On April 6, 1965, Fuller’s management agreed to sell its assets and business as a going concern to BCLM for $15,885,728, plus certain possible tax adjustments. The net consideration amounted to $37 per share. 3 It is alleged that the agreement was on the same date approved by Fuller’s board, and that on June 7, 1965, the proposed sale was approved by Fuller’s stockholders at a special meeting at which proxies obtained by its management pursuant to a statement dated May 17, 1965 were voted in favor of the proposal.

Plaintiffs claim that the proxy statement and solicitation materials used by Fuller’s management to secure approval of the sale were false, misleading, deceptive and inadequate in various respects in violation of Sees. 10 and 14(a) of the Securities Exchange Act. 4 Plaintiffs further claim that demand upon Fuller’s board and upon its stockholders to take action would be futile.

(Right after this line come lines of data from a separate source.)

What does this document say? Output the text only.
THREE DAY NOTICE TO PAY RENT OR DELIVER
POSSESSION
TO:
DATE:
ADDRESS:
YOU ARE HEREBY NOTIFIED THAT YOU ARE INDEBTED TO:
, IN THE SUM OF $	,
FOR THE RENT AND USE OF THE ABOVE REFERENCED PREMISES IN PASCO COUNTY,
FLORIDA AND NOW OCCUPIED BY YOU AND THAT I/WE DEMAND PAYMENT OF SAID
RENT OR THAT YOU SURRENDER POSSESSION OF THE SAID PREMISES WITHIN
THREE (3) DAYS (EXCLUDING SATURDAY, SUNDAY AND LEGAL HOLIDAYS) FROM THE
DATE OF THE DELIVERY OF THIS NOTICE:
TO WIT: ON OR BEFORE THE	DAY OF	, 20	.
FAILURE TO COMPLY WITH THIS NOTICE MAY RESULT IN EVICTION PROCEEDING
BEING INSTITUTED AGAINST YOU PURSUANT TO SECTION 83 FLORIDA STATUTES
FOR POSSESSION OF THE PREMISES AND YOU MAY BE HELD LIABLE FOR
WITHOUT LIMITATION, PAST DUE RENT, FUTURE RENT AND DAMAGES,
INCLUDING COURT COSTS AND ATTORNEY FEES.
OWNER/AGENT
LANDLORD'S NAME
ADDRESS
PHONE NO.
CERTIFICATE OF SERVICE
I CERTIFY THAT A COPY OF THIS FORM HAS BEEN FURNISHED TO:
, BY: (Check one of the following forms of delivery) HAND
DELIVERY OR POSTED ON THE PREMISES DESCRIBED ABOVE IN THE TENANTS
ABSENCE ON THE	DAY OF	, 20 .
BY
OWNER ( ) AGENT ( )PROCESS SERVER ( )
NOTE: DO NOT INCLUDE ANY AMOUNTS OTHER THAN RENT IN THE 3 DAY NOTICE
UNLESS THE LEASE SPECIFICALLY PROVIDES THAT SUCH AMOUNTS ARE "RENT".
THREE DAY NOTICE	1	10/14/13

The consolidated complaint alleges that Fuller “has been and will be irreparably damaged and that plaintiffs have no adequate remedy at law.” By way of relief the complaint asks a judgment declaring that the agreement was the result of fraudulent and oppressive conduct for which the defendants are accountable; that the stockholders’ vote, having been obtained by fraud, was void; that the sale be rescinded and set aside; that the defendants BCLM and Chase be divested of all assets of Fuller acquired pursuant to the sale and pursuant to a loan agreement between Fuller and Chase; and that the defendants be enjoined from taking any further action to carry out the terms of the sale or to liquidate Fuller. Paragraph E then demands

“That all of the defendants be held to account and directed to pay over all damages sustained by Fuller and all profits made by any of said defendants, by reason of the acts complained of.”

The first question to be resolved is whether plaintiffs (assuming no waiver) are entitled as a matter of right to a jury trial of any of the issues presented. The answer depends, in the absence of statutory authority for a jury trial here, upon whether the suit is, in whole or part, a “Suit at common law” as that term is used in the Seventh Amendment. 5 The answer to the latter question, in turn, must be determined *278 by examination of the complaint and the relief sought. Canister Co. v. Leahy, 182 F.2d 510 (3d Cir. 1950), cert. denied, 342 U.S. 893, 72 S.Ct. 201, 96 L.Ed. 669 (1951).

The moving defendants label the suit as one in equity for breach of fiduciary duty. They characterize Par. E, supra, as seeking merely an accounting in furtherance of the major equitable relief requested (i. e., rescission of the transfer under attack), and state that such relief would normally fall within the “clean up” powers of a court of equity. Gulbenkian v. Gulbenkian, 147 F.2d 173, 158 A.L.R. 990 (2d Cir. 1945); 1 Pome-roy, Equity Jurisprudence § 241 (5th ed. 1941).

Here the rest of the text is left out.